Colleagues would fall in with each other’s certainty, Warren said. ‘Everything seems to fit, everything points to so-and-so. Some can get pretty wound up if you can’t see how everything points to so-and-so. The CCTV. So-and-so is all over it. Take a look for yourself.’

So Warren would take a look, but something would niggle at him. A problem of logic. The guy takes the scenic route from a crime scene, in the full glare of CCTV? He’s much street-wiser than that. And sure enough, after some further inquiries, so-and-so would prove not to be their man.

‘I suppose I don’t jump to conclusions. I inch towards them. I’m wary of obvious. Obvious isn’t always right.’

We discussed murder in fiction – what TV and novels got right and wrong about it. I was thinking of the story – Warren’s story – I intended to write. I didn’t want to make the mistakes he could at least warn me of.

‘Behind every detective there’s a whole team knocking on doors, chasing up possible leads. Boring leg work, but it’s essential. Without it the detective is nothing. Other than helping with that I’d spend a lot of my time at a desk, mulling a case. Think a middle-aged bloke on his own in his office. Think silence. Not much of the racing about and shouting and other carrying-on you see on the box or read in some books.’

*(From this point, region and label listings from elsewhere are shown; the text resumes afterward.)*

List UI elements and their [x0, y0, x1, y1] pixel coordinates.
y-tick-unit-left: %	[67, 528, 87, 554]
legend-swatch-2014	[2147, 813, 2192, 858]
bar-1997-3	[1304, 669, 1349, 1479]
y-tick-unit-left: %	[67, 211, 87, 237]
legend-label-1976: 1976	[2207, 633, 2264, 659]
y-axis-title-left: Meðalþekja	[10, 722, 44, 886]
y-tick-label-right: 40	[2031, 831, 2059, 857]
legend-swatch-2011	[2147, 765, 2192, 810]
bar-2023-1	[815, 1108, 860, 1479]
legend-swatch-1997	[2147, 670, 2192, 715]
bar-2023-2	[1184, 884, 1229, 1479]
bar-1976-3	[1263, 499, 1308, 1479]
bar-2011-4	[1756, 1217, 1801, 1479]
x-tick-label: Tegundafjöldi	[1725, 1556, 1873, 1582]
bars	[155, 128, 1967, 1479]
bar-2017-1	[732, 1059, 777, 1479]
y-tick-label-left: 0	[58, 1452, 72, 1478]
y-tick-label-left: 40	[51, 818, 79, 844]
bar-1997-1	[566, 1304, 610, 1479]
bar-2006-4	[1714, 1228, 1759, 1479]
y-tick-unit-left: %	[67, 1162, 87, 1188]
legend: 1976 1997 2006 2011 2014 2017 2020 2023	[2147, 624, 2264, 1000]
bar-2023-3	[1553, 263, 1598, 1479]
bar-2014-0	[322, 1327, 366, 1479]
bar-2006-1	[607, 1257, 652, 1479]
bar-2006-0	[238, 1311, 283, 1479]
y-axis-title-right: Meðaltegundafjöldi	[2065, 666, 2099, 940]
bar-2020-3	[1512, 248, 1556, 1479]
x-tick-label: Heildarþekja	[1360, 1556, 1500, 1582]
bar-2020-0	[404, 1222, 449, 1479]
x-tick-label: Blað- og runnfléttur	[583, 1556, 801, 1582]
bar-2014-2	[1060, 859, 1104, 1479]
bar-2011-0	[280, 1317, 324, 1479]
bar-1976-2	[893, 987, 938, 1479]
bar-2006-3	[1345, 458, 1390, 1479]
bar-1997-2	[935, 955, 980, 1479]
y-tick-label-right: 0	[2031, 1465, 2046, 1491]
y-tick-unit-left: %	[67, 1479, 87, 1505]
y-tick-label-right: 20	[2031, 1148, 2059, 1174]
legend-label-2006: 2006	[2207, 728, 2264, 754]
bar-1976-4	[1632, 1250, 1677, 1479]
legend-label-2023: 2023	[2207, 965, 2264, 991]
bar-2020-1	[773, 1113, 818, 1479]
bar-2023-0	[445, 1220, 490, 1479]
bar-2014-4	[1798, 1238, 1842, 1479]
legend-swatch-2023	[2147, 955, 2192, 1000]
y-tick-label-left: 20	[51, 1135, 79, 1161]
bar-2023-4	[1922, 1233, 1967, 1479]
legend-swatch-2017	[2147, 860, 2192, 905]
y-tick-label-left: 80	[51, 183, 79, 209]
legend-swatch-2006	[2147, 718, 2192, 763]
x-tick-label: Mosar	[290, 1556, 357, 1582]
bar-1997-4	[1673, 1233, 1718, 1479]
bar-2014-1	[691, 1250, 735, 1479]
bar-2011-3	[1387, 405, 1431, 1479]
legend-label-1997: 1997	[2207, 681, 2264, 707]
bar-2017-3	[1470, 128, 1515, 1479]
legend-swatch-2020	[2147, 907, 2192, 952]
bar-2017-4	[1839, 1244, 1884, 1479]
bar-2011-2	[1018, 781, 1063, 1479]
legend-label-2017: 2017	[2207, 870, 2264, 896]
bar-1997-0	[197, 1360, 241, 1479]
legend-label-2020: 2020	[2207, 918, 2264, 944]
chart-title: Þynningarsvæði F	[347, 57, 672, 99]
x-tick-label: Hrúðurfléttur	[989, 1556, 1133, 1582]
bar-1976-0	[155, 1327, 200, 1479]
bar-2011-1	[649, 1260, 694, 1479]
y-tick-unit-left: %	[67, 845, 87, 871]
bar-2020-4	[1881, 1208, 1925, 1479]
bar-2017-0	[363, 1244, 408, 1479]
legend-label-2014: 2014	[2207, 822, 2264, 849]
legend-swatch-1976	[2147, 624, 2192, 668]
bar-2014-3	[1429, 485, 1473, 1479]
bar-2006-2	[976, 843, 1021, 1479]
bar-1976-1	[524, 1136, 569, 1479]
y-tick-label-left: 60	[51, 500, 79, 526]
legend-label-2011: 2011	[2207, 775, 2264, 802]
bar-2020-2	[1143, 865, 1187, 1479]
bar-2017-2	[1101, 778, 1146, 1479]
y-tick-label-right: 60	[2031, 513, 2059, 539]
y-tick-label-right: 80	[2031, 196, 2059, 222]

I asked him to describe his most fiendish case and he did so, though there was a limit to how much he could say. For the rest, there were old press articles and other sources of information if I knew where to look.

The Bains case.

The Man in the Lake.

A flummoxed Balwinder, the dead man’s cousin, was talking to the media. He was wearing a black hooded top and a grey baseball cap which he pushed back from his unshaven face for the cameras.

‘Someone must have entrapped Jasbir. I think he was in a honey trap, to be honest.’

It was 5 December, a week since the killing, and still the police had no eyewitnesses, no firm leads, no persons of interest. The weather was good enough to hold the press conference in the park, around the lake.

The day was clear, the sky azure, and Balwinder’s eyes took the cool sunlight without blinking. Behind him the calm lake sparkled. You would never have known that a body had been floating there just a few days earlier.

A picture of the dead man, alive, was distributed to the press. Cropped black hair. A smooth, straight face, above a beige cardigan. The eyes were lowered as if to avoid the viewer’s gaze.

Warren appealed for anyone who had known Jasbir to come forward. He needed to learn as much as he could about his background, whom he associated with, what he did with his time and where he went. A radio journalist’s microphone was recording, a TV man was filming, and a pair of reporters filled a page of their notepads as the detective spoke.